Wednesday, October 04, 2006

China calls for calm over N Korea

By Huang Zhi Xuan,
WNS Northeast Asia Bureau Chief

BEIJING - China has appealed for calm following North Korea's announcement that it planned to test a nuclear bomb. "We hope that North Korea will exercise necessary calm and restraint," a Foreign Ministry spokesman said, urging other states not to escalate tensions. North Korea announced the test on state TV, saying it would boost security in the face of US hostility. The US said such an action would be "provocative", while Japan said it would be "unacceptable".The US has already indicated it would raise the issue with the UN Security Council, but Beijing says the issue should be handled by ongoing six-nation talks on North Korea's nuclear aThese talks have been stalled for almost a year, with Pyongyang refusing to return to the table unless the US first lifts financial sanctions.

Despite a flurry of diplomatic activity in recent months, after the North conducted internationally condemned missile tests, little progress has been made. China, the nearest the North has to an ally, has often advocated quiet diplomacy in efforts to get Pyongyang to abandon its nuclear programme. But other countries involved in the six-nation talks - notably the US and Japan - have frequently taken a harder line. North Korea said that its nuclear test would prove its claim, made publicly last year, that it had nuclear weapons. Pyongyang did not give a date for its planned nuclear test, but North Korean diplomat Pak Myong-guk told WNS that the country had been forced to act because of Washington's stance. "These kinds of threats of nuclear war and sanctions and pressure by the United States compel us to conduct a nuclear test," he said.

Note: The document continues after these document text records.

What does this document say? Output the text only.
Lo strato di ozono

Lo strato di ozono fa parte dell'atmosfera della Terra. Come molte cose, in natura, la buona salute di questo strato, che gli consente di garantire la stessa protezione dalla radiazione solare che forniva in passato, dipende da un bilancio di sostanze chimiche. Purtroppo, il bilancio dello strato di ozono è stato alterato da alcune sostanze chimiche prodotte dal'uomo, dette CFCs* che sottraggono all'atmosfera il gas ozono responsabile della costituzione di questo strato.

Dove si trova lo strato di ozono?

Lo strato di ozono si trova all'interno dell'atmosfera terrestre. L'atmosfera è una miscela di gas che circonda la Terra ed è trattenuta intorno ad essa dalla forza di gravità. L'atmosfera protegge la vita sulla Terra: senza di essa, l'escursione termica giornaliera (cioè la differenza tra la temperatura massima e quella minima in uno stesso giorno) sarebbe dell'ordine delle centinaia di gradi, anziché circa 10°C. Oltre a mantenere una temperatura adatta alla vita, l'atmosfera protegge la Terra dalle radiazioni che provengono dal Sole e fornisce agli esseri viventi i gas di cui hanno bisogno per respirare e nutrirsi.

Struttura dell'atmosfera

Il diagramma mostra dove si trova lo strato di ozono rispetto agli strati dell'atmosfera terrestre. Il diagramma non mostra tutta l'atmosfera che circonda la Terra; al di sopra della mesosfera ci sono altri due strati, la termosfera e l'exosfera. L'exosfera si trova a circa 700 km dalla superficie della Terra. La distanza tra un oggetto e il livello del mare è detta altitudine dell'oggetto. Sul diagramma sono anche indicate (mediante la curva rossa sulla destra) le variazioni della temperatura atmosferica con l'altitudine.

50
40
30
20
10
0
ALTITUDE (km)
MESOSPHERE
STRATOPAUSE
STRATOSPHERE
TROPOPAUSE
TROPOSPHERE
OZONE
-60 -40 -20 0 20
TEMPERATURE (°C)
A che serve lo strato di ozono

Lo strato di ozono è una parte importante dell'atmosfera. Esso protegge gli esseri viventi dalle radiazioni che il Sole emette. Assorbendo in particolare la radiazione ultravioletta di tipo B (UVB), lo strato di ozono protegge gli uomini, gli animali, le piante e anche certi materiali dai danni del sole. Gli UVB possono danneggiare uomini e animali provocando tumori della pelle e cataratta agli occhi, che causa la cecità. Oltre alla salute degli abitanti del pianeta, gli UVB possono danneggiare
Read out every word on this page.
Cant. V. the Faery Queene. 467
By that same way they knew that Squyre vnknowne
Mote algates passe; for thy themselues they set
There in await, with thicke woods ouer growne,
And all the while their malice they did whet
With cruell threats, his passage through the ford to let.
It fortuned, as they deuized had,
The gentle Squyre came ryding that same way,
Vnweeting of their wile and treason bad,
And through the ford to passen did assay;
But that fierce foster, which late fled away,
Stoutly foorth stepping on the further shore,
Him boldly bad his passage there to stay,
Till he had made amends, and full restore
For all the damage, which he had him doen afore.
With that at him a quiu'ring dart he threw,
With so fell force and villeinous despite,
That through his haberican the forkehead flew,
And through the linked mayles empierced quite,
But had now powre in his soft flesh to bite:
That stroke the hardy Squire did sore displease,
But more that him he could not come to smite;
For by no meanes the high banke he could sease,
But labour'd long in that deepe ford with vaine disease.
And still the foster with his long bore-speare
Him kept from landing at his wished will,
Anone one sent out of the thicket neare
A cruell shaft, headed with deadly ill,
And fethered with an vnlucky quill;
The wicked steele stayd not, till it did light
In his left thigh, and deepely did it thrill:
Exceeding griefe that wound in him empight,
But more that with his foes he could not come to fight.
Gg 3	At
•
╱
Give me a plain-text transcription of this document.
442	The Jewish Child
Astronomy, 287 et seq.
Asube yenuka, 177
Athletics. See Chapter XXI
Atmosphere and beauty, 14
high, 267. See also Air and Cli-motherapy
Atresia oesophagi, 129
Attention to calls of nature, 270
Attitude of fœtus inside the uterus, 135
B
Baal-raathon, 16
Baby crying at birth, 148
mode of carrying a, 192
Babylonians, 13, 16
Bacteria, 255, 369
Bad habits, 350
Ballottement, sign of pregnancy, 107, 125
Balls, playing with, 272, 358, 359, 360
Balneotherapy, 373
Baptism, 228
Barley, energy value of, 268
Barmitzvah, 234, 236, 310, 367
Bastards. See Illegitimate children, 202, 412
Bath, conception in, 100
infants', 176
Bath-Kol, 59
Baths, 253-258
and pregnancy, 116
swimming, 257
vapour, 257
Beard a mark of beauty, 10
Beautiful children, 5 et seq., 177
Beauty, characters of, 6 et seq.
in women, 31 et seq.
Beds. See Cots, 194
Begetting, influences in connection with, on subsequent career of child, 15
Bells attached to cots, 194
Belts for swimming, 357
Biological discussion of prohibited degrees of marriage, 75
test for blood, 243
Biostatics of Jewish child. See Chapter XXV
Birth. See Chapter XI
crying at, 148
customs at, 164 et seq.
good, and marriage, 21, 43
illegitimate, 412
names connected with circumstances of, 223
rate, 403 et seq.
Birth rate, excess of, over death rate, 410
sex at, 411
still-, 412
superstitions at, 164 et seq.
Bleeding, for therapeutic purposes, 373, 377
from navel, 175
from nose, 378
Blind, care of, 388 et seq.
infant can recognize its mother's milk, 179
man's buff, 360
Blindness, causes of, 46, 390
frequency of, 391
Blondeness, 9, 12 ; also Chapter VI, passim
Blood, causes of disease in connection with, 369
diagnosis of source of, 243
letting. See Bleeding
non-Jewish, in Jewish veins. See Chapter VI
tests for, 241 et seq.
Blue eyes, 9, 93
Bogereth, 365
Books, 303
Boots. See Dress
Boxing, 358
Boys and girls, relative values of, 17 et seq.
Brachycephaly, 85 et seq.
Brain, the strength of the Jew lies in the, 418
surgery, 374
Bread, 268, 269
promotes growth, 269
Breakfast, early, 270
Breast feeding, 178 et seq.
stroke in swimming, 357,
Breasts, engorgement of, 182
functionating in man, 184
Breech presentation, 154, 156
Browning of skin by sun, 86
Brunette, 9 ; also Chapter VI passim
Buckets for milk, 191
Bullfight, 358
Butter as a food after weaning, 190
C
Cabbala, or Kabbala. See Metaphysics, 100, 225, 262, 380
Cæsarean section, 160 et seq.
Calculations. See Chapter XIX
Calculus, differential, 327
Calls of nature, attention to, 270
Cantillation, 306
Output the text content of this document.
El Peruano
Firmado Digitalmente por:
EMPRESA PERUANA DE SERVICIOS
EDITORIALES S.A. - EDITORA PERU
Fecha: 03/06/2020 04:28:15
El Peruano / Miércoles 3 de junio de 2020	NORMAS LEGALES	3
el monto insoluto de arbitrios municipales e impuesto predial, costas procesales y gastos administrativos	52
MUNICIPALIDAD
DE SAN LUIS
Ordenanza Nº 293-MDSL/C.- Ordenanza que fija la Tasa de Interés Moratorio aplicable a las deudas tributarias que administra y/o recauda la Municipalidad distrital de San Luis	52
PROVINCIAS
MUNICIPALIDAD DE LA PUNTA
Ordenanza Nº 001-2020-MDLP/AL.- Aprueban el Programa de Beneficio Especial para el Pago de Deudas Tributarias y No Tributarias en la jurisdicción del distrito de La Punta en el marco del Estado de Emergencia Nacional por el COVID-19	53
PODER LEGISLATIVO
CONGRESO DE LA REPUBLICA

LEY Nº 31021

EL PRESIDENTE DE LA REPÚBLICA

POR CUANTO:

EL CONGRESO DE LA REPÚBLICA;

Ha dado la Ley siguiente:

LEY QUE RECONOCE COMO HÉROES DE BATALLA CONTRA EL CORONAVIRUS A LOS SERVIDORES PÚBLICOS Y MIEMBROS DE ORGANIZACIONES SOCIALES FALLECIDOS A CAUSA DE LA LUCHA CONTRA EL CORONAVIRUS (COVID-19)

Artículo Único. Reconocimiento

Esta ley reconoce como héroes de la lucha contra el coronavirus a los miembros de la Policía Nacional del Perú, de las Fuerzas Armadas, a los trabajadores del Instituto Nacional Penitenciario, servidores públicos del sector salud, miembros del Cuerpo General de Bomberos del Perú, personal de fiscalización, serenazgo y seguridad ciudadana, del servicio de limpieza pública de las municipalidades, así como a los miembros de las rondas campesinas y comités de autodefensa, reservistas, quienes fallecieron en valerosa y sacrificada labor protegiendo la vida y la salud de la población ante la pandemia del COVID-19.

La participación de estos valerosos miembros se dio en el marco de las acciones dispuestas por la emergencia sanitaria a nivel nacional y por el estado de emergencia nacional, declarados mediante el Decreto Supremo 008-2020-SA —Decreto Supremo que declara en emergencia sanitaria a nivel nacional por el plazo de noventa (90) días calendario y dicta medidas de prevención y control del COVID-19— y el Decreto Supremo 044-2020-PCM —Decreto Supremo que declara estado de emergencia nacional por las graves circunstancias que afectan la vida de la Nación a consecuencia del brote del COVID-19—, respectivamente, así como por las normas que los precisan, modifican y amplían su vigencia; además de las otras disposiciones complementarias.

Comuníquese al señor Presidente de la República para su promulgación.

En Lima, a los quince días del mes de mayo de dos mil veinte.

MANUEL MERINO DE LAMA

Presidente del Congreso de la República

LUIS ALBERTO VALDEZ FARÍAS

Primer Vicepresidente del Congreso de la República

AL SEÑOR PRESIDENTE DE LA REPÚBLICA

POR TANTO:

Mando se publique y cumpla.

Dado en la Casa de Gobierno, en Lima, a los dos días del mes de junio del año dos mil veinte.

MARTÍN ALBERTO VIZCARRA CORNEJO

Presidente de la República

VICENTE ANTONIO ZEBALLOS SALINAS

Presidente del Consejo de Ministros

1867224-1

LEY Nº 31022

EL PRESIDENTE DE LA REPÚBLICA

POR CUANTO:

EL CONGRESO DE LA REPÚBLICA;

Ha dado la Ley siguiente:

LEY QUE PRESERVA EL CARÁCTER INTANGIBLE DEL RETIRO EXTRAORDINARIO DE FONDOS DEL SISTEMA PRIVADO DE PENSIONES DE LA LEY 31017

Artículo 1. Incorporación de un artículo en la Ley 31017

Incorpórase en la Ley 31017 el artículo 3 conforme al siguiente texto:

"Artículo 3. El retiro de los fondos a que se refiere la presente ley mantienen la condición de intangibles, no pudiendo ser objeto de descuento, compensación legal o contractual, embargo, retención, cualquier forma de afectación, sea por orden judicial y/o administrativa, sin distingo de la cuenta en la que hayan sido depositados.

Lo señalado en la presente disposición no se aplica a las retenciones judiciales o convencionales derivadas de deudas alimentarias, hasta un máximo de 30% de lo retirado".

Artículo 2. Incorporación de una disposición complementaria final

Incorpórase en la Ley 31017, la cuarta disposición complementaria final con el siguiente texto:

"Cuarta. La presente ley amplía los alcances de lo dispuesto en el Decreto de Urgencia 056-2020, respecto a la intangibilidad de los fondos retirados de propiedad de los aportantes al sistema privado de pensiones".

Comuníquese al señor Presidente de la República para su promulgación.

But there was little sympathy among the international community for Pyongyang's reasons. Japan's new Prime Minister Shinzo Abe told parliament on Wednesday that Tokyo "simply could not accept if North Korea were to conduct a nuclear test". "It would be a very provocative act by the North Koreans," added US Secretary of State Condoleezza Rice . South Korea warned that it might abandon its long policy of pursuing engagement with the North if the tests went ahead. Russia and various other European nations have also expressed concern, and a spokesman for UN Secretary General Kofi Annan said a test would only provoke universal condemnation and do nothing towards strengthening North Korea's security. But China said it would be better to revive the six-nation talks, which stalled almost a year ago. "If the six-party talks cannot do anything about it, I don't think the Council is in a position to do it," China's envoy to the UN, Wang Guangya, told reporters.